Updated to version 2.9 but no change. Still seeing pods in “Running” state with failing containers
portworx-api-6b6bw 0/1 Running 0 112s
portworx-api-d9m5x 0/1 Running 0 89s
portworx-api-pv8gd 0/1 Running 0 89s
portworx-operator-84488c55c5-5mhzn 1/1 Running 0 10d
px-cluster-e3249027-e17e-4cd6-bba2-48690ca7326f-gslgv 1/2 Running 0 57s
px-cluster-e3249027-e17e-4cd6-bba2-48690ca7326f-j2hjn 1/2 Running 0 84s
px-cluster-e3249027-e17e-4cd6-bba2-48690ca7326f-wfqm9 1/2 Running 0 57s
px-csi-ext-5fb4cc4bff-ld5pk 3/3 Running 0 2m2s
px-csi-ext-5fb4cc4bff-w6t2n 3/3 Running 0 99s
px-csi-ext-5fb4cc4bff-xc6kd 3/3 Running 0 99s
px-lighthouse-656b55cfdd-jphgm 0/3 Init:0/1 1 (38s ago) 2m49s
stork-969ff57d5-htq67 1/1 Running 0 3m42s
stork-969ff57d5-hwdht 1/1 Running 0 3m19s
stork-969ff57d5-wmp6c 1/1 Running 0 3m19s
stork-scheduler-8699d795f9-8sm5j 1/1 Running 0 3m10s
stork-scheduler-8699d795f9-hlpgw 1/1 Running 0 3m33s
stork-scheduler-8699d795f9-xr9jl 1/1 Running 0 3m10s
still get the warning about connecting to csi socket
I don’t see the socket open on the node when using ss -x | grep csi
is there some other part the needs installing on the node?

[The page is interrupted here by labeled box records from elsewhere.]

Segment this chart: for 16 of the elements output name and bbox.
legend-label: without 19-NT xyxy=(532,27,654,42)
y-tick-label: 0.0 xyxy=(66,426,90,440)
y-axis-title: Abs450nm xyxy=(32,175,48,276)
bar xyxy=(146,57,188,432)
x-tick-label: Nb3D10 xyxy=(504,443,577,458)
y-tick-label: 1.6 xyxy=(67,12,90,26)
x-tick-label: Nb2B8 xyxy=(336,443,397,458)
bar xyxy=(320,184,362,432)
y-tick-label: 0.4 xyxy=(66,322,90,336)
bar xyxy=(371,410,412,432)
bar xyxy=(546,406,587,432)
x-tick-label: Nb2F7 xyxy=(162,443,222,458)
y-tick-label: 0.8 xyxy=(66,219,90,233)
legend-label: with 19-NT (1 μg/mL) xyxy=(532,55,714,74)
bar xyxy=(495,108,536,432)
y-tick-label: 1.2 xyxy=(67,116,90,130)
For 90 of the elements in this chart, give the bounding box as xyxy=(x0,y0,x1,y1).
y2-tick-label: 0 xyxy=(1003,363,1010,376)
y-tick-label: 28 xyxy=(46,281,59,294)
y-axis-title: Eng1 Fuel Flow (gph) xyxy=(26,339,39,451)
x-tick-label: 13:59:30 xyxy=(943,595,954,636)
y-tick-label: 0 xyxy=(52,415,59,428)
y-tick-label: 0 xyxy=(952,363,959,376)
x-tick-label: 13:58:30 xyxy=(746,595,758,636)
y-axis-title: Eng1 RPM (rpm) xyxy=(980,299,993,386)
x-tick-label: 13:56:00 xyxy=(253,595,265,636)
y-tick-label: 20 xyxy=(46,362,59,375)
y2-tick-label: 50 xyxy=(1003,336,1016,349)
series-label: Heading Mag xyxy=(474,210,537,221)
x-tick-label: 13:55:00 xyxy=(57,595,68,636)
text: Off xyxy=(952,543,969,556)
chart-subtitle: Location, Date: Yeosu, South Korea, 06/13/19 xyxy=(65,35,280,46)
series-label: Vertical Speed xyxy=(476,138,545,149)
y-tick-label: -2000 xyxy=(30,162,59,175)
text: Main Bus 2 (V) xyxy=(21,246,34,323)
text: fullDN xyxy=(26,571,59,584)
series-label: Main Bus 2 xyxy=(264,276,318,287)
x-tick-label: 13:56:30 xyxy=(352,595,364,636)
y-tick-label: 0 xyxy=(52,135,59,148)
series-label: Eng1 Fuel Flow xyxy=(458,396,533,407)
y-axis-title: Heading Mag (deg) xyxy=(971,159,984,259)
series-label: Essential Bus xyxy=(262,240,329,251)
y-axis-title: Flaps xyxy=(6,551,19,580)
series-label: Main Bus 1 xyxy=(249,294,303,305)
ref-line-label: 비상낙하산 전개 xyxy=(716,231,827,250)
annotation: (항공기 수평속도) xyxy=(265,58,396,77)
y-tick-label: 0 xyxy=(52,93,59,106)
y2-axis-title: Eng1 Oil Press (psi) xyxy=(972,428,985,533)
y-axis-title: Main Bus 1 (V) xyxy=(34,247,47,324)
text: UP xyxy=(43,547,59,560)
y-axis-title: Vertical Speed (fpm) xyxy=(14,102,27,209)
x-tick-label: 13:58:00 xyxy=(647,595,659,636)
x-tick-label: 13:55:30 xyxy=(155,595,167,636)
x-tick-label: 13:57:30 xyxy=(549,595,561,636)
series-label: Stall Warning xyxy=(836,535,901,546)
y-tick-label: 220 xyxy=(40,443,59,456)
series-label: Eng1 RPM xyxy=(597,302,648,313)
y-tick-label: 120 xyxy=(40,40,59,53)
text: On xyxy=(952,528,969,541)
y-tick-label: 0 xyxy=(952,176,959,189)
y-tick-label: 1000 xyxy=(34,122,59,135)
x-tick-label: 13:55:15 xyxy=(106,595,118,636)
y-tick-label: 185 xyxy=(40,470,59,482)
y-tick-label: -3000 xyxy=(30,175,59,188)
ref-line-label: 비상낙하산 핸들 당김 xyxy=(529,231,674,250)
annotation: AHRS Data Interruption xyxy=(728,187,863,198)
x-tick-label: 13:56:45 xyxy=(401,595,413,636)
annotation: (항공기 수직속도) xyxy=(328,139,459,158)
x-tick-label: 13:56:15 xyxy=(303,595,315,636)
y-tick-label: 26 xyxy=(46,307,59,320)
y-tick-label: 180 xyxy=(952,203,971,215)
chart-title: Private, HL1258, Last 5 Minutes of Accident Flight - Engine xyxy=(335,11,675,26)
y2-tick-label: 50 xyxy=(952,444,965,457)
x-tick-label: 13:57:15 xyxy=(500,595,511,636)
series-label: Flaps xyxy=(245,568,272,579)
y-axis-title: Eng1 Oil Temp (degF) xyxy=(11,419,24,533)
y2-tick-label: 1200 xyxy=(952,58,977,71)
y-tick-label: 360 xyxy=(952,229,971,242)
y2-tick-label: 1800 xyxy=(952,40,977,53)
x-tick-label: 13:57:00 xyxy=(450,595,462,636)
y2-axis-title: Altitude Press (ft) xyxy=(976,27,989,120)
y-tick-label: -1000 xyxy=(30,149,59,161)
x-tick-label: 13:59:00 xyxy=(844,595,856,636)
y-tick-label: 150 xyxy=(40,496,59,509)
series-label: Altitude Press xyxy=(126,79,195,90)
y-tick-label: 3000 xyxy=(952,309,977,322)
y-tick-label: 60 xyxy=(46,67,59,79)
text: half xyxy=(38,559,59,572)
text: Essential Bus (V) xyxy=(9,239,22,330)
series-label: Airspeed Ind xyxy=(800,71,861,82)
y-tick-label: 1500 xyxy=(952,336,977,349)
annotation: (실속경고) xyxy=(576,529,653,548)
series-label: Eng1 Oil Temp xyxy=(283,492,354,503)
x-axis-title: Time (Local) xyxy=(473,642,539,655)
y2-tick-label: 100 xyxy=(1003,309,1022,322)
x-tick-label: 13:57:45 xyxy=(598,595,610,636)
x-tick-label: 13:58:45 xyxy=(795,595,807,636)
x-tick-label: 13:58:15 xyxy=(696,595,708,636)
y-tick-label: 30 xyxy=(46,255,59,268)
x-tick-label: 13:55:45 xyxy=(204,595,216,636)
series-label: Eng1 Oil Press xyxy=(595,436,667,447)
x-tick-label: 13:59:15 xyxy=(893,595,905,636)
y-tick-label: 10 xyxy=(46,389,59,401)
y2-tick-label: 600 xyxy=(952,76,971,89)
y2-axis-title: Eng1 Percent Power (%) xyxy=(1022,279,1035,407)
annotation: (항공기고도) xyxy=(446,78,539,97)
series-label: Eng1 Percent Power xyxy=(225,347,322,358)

open-iscsi and multipath-tools are up to date
~$ sudo apt-cache policy open-iscsi
open-iscsi:
Installed: 2.0.874-7.1ubuntu6.2
Candidate: 2.0.874-7.1ubuntu6.2
Version table:
*** 2.0.874-7.1ubuntu6.2 500
500 http://gb.archive.ubuntu.com/ubuntu focal-updates/main amd64 Packages
100 /var/lib/dpkg/status
2.0.874-7.1ubuntu6 500
500 http://gb.archive.ubuntu.com/ubuntu focal/main amd64 Packages
~$ sudo apt-cache policy multipath-tools
multipath-tools:
Installed: 0.8.3-1ubuntu2
Candidate: 0.8.3-1ubuntu2
Version table:
*** 0.8.3-1ubuntu2 500
500 http://gb.archive.ubuntu.com/ubuntu focal/main amd64 Packages
100 /var/lib/dpkg/status
events from storagecluster object
Events:
Type Reason Age From Message
---- ------ ---- ---- -------
Normal SuccessfulCreate 20m storagecluster-controller Created pod: px-cluster-c41aa9d0-1398-415c-b3cc-5de9cc451fe8-zmqql
Normal SuccessfulCreate 20m storagecluster-controller Created pod: px-cluster-c41aa9d0-1398-415c-b3cc-5de9cc451fe8-4sgkw
Normal SuccessfulCreate 20m storagecluster-controller Created pod: px-cluster-c41aa9d0-1398-415c-b3cc-5de9cc451fe8-9mblx
Normal SuccessfulCreate 11m storagecluster-controller Created pod: px-cluster-c41aa9d0-1398-415c-b3cc-5de9cc451fe8-6t4kr
Warning FailedComponent 6m28s (x13 over 20m) storagecluster-controller Failed to setup Monitoring. Internal error occurred: failed calling webhook "prometheusrulemutate.monitoring.coreos.com": failed to call webhook: Post "https://prometheus-operator-operator.monitoring.svc:443/admission-prometheusrules/mutate?timeout=10s": dial tcp 10.106.178.125:443: i/o timeout
Warning FailedComponent 81s (x35 over 21m) storagecluster-controller Failed to setup Monitoring. Internal error occurred: failed calling webhook "prometheusrulemutate.monitoring.coreos.com": failed to call webhook: Post "https://prometheus-operator-operator.monitoring.svc:443/admission-prometheusrules/mutate?timeout=10s": context deadline exceeded
which is odd as I have spec.monitoring.prometheus.enabled: false
set in my operator spec.
Two warnings on the px-cluster pods:
Warning Unhealthy 3m19s (x72 over 13m) kubelet Readiness probe failed: HTTP probe failed with statuscode: 503
Warning NodeStartFailure 25s (x9 over 11m) portworx Failed to start Portworx: error loading node identity: Cause: ProviderInternal Error: failed to attach volume 8be366ddb6: volume does not exist
complaining the volume doesn’t exist. what should create the volume and how?